The towering rocks of Musandam form the apex of an ancient elbow, the southern side of the Straits of Hormuz, a 65km wide strip of water separating the Arabian land mass from Asia Minor. On the horizon, tankers and container ships stream in and out of the Persian Gulf ports; closer to land, there are fishing dhows and tiny speedboats carrying goats from Iran and returning at night with contraband – mostly cigarettes and household appliances.
The main port of Khasab has some 20th century features, but elsewhere on this sparsely-populated rocky peninsula little has changed. The mountains of Musandam plunge straight down to the sea, and many of the villages are only accessible by boat.
Fishing and limited cultivation sustain the few inhabitants. Before the 1980s, there were no roads, just mountain paths. The fissures between the mountains resemble Norwegian fjords, transposed in sandstone.
Travellers are attracted by the scenery, the sense of isolation, the snorkelling and the diving. The main town is Khasab where 18,000 of the 27,000 inhabitants live. Khasab sits on a wide bay and overlooks both the Gulf of Arabia and the Gulf of Oman.
There are huge date plantations behind the town, protected by a fine, preserved Omani fort which also serves as a museum. People make a living from fishing, agriculture, crafts (mainly palm-work and basketry), boat building and trading.
A dhow cruise is the highlight of a stay in Khasab. The dhows journey along the coast, taking passengers down one of the main inlets, past several tiny fishing villages.
En route you stop for swimming and snorkelling at Telegraph Island, named for its telegraph station, which serviced the cable linking Britain to India.
Large pods of dolphins often follow these dhows. A traditional lunch is served on board. Cruises should be pre-booked to ensure a place on one of the better dhows.
The mountains are populated by the semi-nomadic Shihuh people. In the winter, they tend tiny fields on the high plateaux, coming down to coastal settlements to fish and tend date palms for the summer months. The mountain villages have experienced steady depopulation and today as few as five inhabited villages remain.
It is a thrilling drive up the mountainside, and fascinating to see the fields on the mountain-top plains of the Sayh Plateau, the cave-like dwellings and the cultivated terraces carved into the barren limestone. The road was built for the Omani military. It is precipitous and requires a 4WD and experienced driver. We recommend that you book this half-day excursion in advance, to be sure that you have a professional driver/guide.
The Golden Tulip Resort Hotel in Khasab has a respected PADI dive centre, which provides access to over 25 dive sites. The area is closed to commercial fishing and the waters teem with large shoals of fish. Divers can explore drop-offs and caves, and there is plenty of wreck-diving. Equally attractive is the low number of divers.

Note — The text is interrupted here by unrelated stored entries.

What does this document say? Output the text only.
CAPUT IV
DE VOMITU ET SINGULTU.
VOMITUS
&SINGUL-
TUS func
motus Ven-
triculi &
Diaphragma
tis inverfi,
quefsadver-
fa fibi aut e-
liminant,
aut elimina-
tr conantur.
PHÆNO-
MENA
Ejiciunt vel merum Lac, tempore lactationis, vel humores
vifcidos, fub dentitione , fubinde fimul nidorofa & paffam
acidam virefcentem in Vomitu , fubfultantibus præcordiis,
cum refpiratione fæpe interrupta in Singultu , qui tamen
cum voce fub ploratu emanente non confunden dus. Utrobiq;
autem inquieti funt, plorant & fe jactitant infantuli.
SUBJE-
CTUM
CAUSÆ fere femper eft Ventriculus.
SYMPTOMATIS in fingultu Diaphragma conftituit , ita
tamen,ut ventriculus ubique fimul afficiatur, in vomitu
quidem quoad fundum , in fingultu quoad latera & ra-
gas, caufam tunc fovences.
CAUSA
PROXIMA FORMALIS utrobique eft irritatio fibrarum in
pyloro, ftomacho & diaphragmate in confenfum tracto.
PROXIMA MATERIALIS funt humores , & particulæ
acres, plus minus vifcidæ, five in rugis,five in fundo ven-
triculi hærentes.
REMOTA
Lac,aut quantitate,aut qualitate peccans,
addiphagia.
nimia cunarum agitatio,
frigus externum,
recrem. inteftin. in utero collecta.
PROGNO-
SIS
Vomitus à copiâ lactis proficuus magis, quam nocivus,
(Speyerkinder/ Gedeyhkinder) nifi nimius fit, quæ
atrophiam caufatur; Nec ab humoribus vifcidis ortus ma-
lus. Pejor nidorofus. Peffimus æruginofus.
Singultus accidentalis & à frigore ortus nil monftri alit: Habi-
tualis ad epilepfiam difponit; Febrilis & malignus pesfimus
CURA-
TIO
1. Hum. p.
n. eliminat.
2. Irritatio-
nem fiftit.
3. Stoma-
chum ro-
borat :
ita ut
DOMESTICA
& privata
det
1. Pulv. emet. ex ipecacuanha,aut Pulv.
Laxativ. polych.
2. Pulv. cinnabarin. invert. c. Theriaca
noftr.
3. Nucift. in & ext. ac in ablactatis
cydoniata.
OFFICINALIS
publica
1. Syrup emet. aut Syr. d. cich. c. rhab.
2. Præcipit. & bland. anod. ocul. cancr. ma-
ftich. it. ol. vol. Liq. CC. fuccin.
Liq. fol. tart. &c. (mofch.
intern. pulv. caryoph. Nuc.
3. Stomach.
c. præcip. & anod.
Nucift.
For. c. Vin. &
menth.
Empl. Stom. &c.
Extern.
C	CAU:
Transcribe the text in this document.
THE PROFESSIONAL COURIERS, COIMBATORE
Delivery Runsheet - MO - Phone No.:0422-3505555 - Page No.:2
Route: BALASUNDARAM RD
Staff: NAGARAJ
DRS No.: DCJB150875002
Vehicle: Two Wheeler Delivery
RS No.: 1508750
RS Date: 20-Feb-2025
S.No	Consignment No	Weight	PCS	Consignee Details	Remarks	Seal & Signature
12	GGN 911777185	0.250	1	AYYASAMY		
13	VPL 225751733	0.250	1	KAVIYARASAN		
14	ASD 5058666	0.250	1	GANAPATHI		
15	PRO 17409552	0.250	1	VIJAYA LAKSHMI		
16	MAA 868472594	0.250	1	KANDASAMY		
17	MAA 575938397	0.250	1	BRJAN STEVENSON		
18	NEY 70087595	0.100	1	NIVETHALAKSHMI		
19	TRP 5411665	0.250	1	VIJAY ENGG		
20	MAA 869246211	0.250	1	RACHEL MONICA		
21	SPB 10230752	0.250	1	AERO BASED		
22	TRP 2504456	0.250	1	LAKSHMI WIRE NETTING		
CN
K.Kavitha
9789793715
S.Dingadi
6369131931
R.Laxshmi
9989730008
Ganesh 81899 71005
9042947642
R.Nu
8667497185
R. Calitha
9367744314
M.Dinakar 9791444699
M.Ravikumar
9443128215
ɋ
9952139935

Although part of Oman, the Musandam Peninsula is isolated from the rest of the country. You can drive up from Muscat – it takes four hours on tarmac from Muscat to the border at Dibba, then three hours on steep tracks to Khasab. There are elaborate border formalities when leaving Oman and entering the UAE, repeated on leaving the UAE to re-enter Oman. It’s far easier to take the short Oman Air flight from Muscat to Khasab, though if you have the time there is also a ferry.